Jay Greeson: Some baseball cheating seen as good fun

Friday, January 1, 1904

Tampa Bay relief pitcher Joel Peralta was tossed from a game this week because he had pine tar on his glove.

It was a story that allowed us to review the great old baseball images of George Brett exploding onto the field after the umpires said his ninth-inning homer in Yankee Stadium in 1985 was denied because he had too much pine tar on his bat. It also called to mind the time that Joe Niekro flipped his emery board across the infield and when a Cleveland Indians employee was caught trying to sneak a loaded bat that belonged to Albert Belle out of the umpires' dressing room.

Ah, the hijinks of those crazy baseball players.

But after the recent verdict involving Roger Clemens, it raised an interesting question about baseball's rules: Why are certain forms of cheating (scuffing the ball, corked bats, etc.) good-natured fun while steroids (which were not even against baseball's official rules until the mid-2000s) are akin to flag-burning and ordering the McRib sandwich at McDonald's?

(Side question: Why do the good folks who make the McRib shape the "meat" into something that looks like it has bones? Is that really a good goal for a sandwich -- to give the appearance of bones? And yes, we know the Mickey D folks have served billions and billions, but it's still worth asking.)

Anyhoo, where were we?

Oh yeah, baseball's finicky determination of which rules are pure and which are purely suggested. Why is there overwhelming hatred of alleged steroids users and a lovable embrace for actual rule breakers?

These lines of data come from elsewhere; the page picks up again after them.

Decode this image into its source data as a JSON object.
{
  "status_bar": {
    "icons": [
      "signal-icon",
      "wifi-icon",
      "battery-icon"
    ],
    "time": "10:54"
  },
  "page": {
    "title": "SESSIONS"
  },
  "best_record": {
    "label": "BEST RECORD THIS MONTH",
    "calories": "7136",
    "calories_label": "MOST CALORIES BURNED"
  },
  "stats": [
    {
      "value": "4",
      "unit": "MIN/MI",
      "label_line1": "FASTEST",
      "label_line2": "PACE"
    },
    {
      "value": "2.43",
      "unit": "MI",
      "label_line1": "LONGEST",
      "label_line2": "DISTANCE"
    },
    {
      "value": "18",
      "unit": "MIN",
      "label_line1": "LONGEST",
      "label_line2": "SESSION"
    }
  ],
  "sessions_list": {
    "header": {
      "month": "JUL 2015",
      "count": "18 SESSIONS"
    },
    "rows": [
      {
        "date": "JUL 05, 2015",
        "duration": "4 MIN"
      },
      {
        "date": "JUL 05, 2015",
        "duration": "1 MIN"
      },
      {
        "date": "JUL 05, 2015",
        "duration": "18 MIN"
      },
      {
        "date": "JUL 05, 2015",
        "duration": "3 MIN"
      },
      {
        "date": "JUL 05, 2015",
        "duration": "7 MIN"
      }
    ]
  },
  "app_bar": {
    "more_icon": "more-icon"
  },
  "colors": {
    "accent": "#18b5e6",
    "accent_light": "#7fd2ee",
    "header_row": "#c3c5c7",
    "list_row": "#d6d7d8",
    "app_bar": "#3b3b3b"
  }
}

Stealing signs, scuffing up the ball, juicing the bat -- each of those are competitive edges and games within the game, but steroids are somehow the devil's work.

Gaylord Perry got into the Hall of Fame by cheating more than Barry Bonds or Clemens, and Perry needed the forbidden agents to doctor up the baseball to win his 314 games. But Perry's a crafty veteran and Clemens and Bonds are scourges of humanity? OK, whatever.

Sure, Perry was a cuddly grandfather-esque fellow who grinned and heed and hawed about his Eddie Harris version of putting snot on the ball. And Bonds and Clemens were as pleasant as an afternoon IRS audit after an early-morning root canal, but that does not differentiate between the indifference to Perry's blatant disregard for the rules and Clemens' and Bonds' obvious disregard for what in truth was illegal but not against baseball's rules.

So how are we to know which rules are sacred and which are suggestions?

We've known for years that the baseball Hall of Fame voters are anti-steroids, but you know what that's ultimately going to achieve? Baseball's Hall of Fame is going to be watered down. Yep, by keeping the alleged and the admitted steroid users out for the time being, baseball writers are going to feel inclined to vote for someone.

That means the Jim Rices or the Jim Kaats or even the Dave Stewarts of the world are going to get an extra review or two. (In fact, if a guy is on the ballot more than five years, then it's time to move along. The simplest definition of determining whether a player is a Hall of Famer should be: Ask yourself if he is a Hall of Famer, and if you pause more than two seconds, he's not. Period. This is not the Hall of Really Good or even the Hall of Great, it's the flippin' Hall of Fame, and not everyone gets a trophy.)

But eventually, Bonds, Clemens, Alex Rodriguez, Sammy Sosa and the lot will get into the Hall of Fame and we all know it. In fact, the second definition for inclusion is whether a player is one of the best of his era, and if you're playing in the steroids era, so be it.